Urban Update 18 September 2015

Download Urban Update 18 September 2015


The ideal development design guide?
6 Cs workshop produces specification

The 6 C’s are six councils  (Derbyshire, Derby City, Leicestershire, Leicester city, Nottinghamshire and Nottingham City Councils) who several years ago came together to produce a residential development guide.  Since first published the world has moved on and the consortium is keen to update the document, and David Lock Associates, Integrated Transport Planning Ltd, and Phil Jones Associates have been commissioned to undertake the work.  Last week, a workshop of experts and stakeholders  was tasked with developing a consensus as to what the revised guidance should do and what it should cover.    

The discussion provided a valuable insight into how developers engineers, planners and designers view street design guidance, and the business of steering a development through the planning and highway adoption process.


  • Street design guidance should sit firmly within higher level policies, including council corporate strategies, sustainable community strategies and reflecting current concerns such as obesity, active lifestyles, and combatting loneliness through encouraging social contact.
  • Building for Life should be used to provide the framework for Street Design Guides
  • Planning and highways departments should act on concert.  This is a challenge where the planning authority and the highway authority sit in different councils.  Here it was suggested that a joint letter could be issued by both highway and planning authorities at the end of pre-application discussions providing advice.  It damages the reputation of local authorities when departments are unable to “get their act together”.
  • Provide developers with certainty by raising highway adoption issues early on.  (such as commuted sums required for street trees. (£1500 is standard in some areas))
  • Make buildability, serviceability, maintainability key objectives

One area continues to cause difficulties:  the vexed question of bin lorries.  The tendency in the past has been to treat the swept path of the bin lorry as the overriding design imperative   Obviously refuse needs to be collected, however this can translate into access by the bin lorry being the main design consideration: above the interests of disabled people, pedestrians, children and cyclists.  The waste collection side of the local authority must sit within the overall corporate plan and have regard to duties such as public health and the public sector equality duty.  Those authorities that specify bin lorries that are so big or unwieldy that it leads to streets that are unsuited to human need, run the risk of legal challenge. 


Underground Urbanism event shows up planning system’s lack of depth

What happens below ground may not be everyone’s favourite topic, but Wednesday night’s UDG event showed that it is one that needs to be addressed by all urban design practitioners.  Liz Reynolds of Urben provided an overview of the many different functions the underworld performs, from the obvious such as Boston’s Big Dig; Crossrail, and mega basements;  to the more subtle, such as underground parks (New York’s Low Line), underground agriculture, and the repurposing of underground spaces to create restraints, bike stores and even fountains.

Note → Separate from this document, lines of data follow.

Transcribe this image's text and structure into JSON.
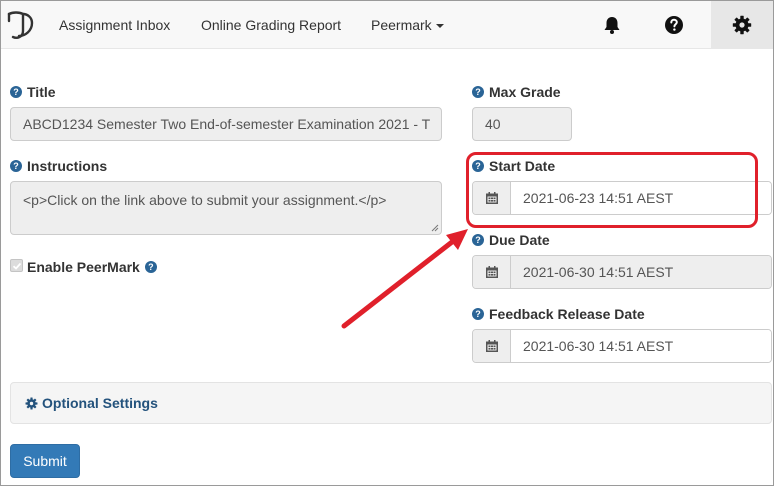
{
  "navbar": {
    "links": {
      "inbox": "Assignment Inbox",
      "report": "Online Grading Report",
      "peermark": "Peermark"
    },
    "icons": [
      "bell-icon",
      "question-circle-icon",
      "gear-icon"
    ],
    "active_icon": "gear-icon",
    "background": "#f8f8f8"
  },
  "form": {
    "title": {
      "label": "Title",
      "value": "ABCD1234 Semester Two End-of-semester Examination 2021 - T"
    },
    "instructions": {
      "label": "Instructions",
      "value": "<p>Click on the link above to submit your assignment.</p>"
    },
    "enable_peermark": {
      "label": "Enable PeerMark",
      "checked": true
    },
    "max_grade": {
      "label": "Max Grade",
      "value": "40"
    },
    "start_date": {
      "label": "Start Date",
      "value": "2021-06-23 14:51 AEST"
    },
    "due_date": {
      "label": "Due Date",
      "value": "2021-06-30 14:51 AEST"
    },
    "feedback_release_date": {
      "label": "Feedback Release Date",
      "value": "2021-06-30 14:51 AEST"
    },
    "optional_settings": {
      "label": "Optional Settings"
    },
    "submit_label": "Submit"
  },
  "colors": {
    "primary": "#337ab7",
    "link": "#23527c",
    "annotation": "#e0202b"
  }
}
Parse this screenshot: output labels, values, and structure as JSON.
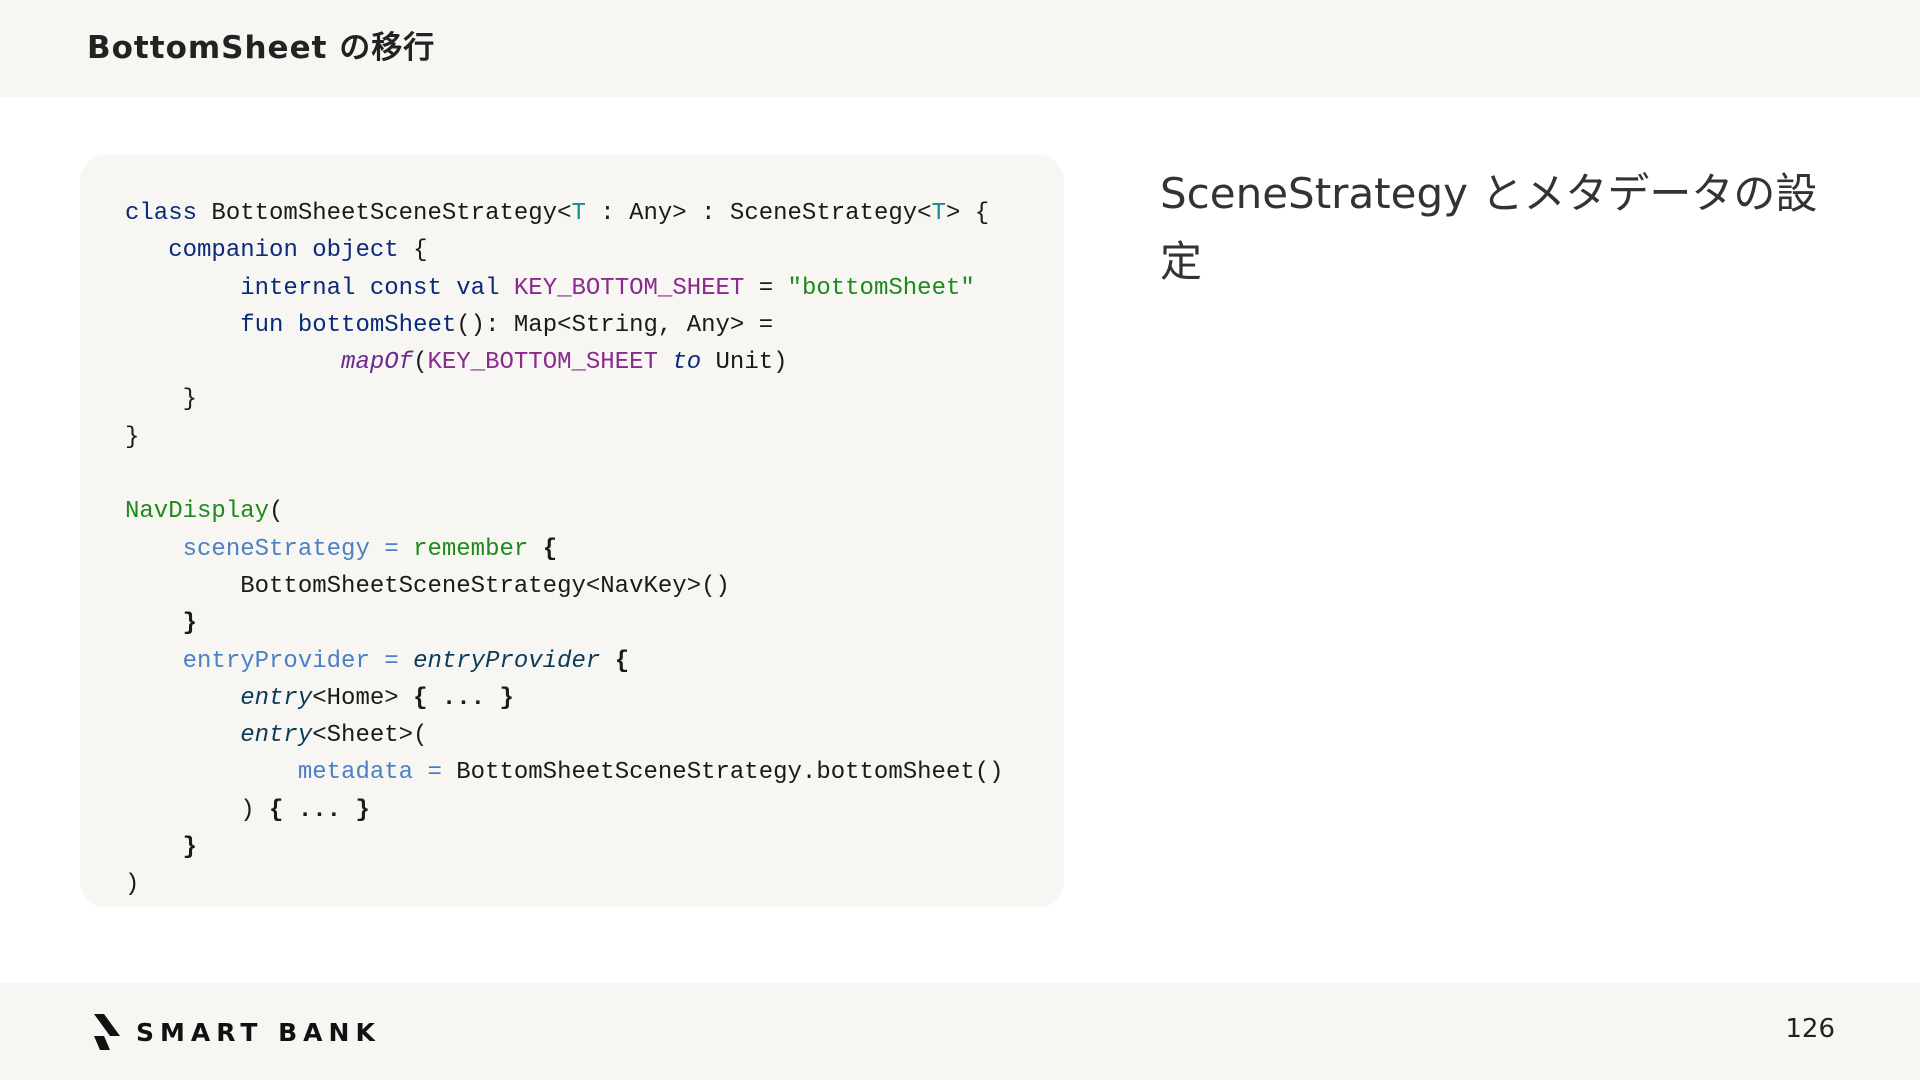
{
  "header": {
    "title": "BottomSheet の移行"
  },
  "code": {
    "lines": [
      "class BottomSheetSceneStrategy<T : Any> : SceneStrategy<T> {",
      "   companion object {",
      "        internal const val KEY_BOTTOM_SHEET = \"bottomSheet\"",
      "        fun bottomSheet(): Map<String, Any> =",
      "               mapOf(KEY_BOTTOM_SHEET to Unit)",
      "    }",
      "}",
      "",
      "NavDisplay(",
      "    sceneStrategy = remember {",
      "        BottomSheetSceneStrategy<NavKey>()",
      "    }",
      "    entryProvider = entryProvider {",
      "        entry<Home> { ... }",
      "        entry<Sheet>(",
      "            metadata = BottomSheetSceneStrategy.bottomSheet()",
      "        ) { ... }",
      "    }",
      ")"
    ]
  },
  "description": {
    "text": "SceneStrategy とメタデータの設定"
  },
  "footer": {
    "brand": "SMART BANK",
    "page_number": "126"
  }
}
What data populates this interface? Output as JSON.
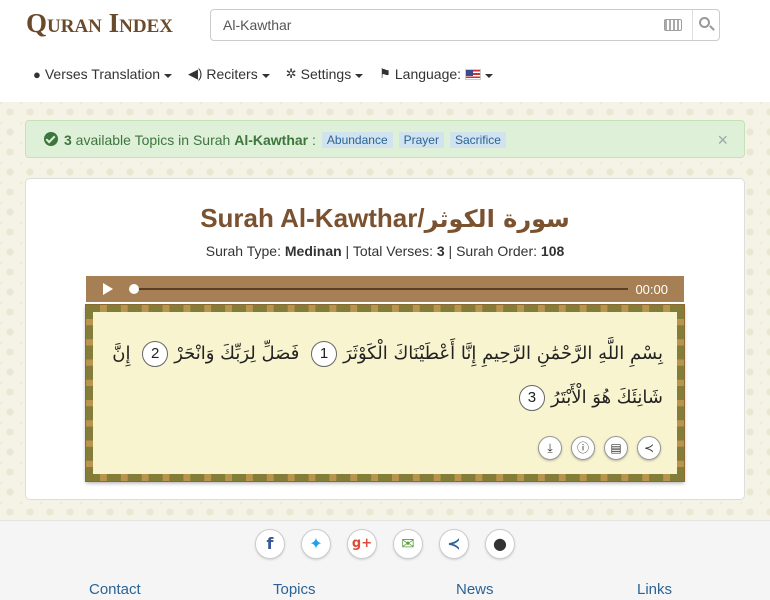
{
  "header": {
    "logo": "Quran Index",
    "search": {
      "value": "Al-Kawthar",
      "placeholder": ""
    },
    "nav": [
      {
        "label": "Verses Translation",
        "icon": "globe-icon"
      },
      {
        "label": "Reciters",
        "icon": "speaker-icon"
      },
      {
        "label": "Settings",
        "icon": "gear-icon"
      },
      {
        "label": "Language:",
        "icon": "flag-icon"
      }
    ]
  },
  "alert": {
    "count": "3",
    "text_before": " available Topics in Surah ",
    "surah": "Al-Kawthar",
    "sep": " :",
    "topics": [
      "Abundance",
      "Prayer",
      "Sacrifice"
    ],
    "close": "×"
  },
  "surah": {
    "title_en": "Surah Al-Kawthar/",
    "title_ar": "سورة الكوثر",
    "type_label": "Surah Type: ",
    "type": "Medinan",
    "verses_label": " | Total Verses: ",
    "verses": "3",
    "order_label": " | Surah Order: ",
    "order": "108"
  },
  "player": {
    "time": "00:00",
    "progress": 0
  },
  "verses": [
    {
      "text": "بِسْمِ اللَّهِ الرَّحْمَٰنِ الرَّحِيمِ إِنَّا أَعْطَيْنَاكَ الْكَوْثَرَ",
      "num": "1"
    },
    {
      "text": "فَصَلِّ لِرَبِّكَ وَانْحَرْ",
      "num": "2"
    },
    {
      "text": "إِنَّ شَانِئَكَ هُوَ الْأَبْتَرُ",
      "num": "3"
    }
  ],
  "footer": {
    "social": [
      "facebook-icon",
      "twitter-icon",
      "google-plus-icon",
      "email-icon",
      "share-icon",
      "github-icon"
    ],
    "links": [
      "Contact",
      "Topics",
      "News",
      "Links"
    ]
  },
  "colors": {
    "brand": "#6b4a2b",
    "title": "#7a5230",
    "player": "#a67f55",
    "alert_bg": "#dff0d8",
    "link": "#2a6496"
  }
}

Stephanie Bricker of the British Geological Society reminded the audience of the importance of the geology, providing a platform to build on (not always solid rock, but sometimes shrinkable clay, running sands, or soluble rocks prone to alarming sinkholes); the provision of water supplies and handling of waste water, heat,  and building stone.  The BGS has a number of initiatives in hand to support the mapping of underground assets, such as in Glasgow where the sewer and water supply pipe network is being mapped to identify areas where leaks might lead to a risk of contamination.  

Jerry Tate, of Tate Harmer provided a case study of the Thames Tunnel Sinking shaft, and the challenges of inclusive, and obtaining official consents from 11 different department in various agencies and authorities.  The plans are to create a usable space that will accommodate over 100 people theatre style,  giving this ground-breaking (in both senses of the word) piece of civil engineering a dignified and visible future.

Underground waste management facilities were discussed in comparison with the medieval practices of dumping domestic and commercial waste in the street where creates an eyesore, obstructs the footway and creates hazards for blind and partially sighted people.  We were fortunate to have David Bonnett, one of the UK’s leading experts on inclusive design, in the audience.

We use the underground world for all manner of functions that are essential for the successful operation of an urban area.  Even though the technology exists to precisely map and record underground assets, including GPS, BIM, laser measurement and ground penetrating radar, there is very little organisation or coordination in how underground development proceeds.  The time may come when a new metro project is blocked by someone’s mega basement.  The planning system produces reams of or ambiguous text and relatively imprecise two dimensional plans,  it reaches a frenzy when it comes to following procedure, and yet abandons to anarchy and chaos the essential subject of the planning of the underworld.  It is surely a situation that needs to change.   Planning and design should be firmly 3 dimensional, and both surface and subsurface.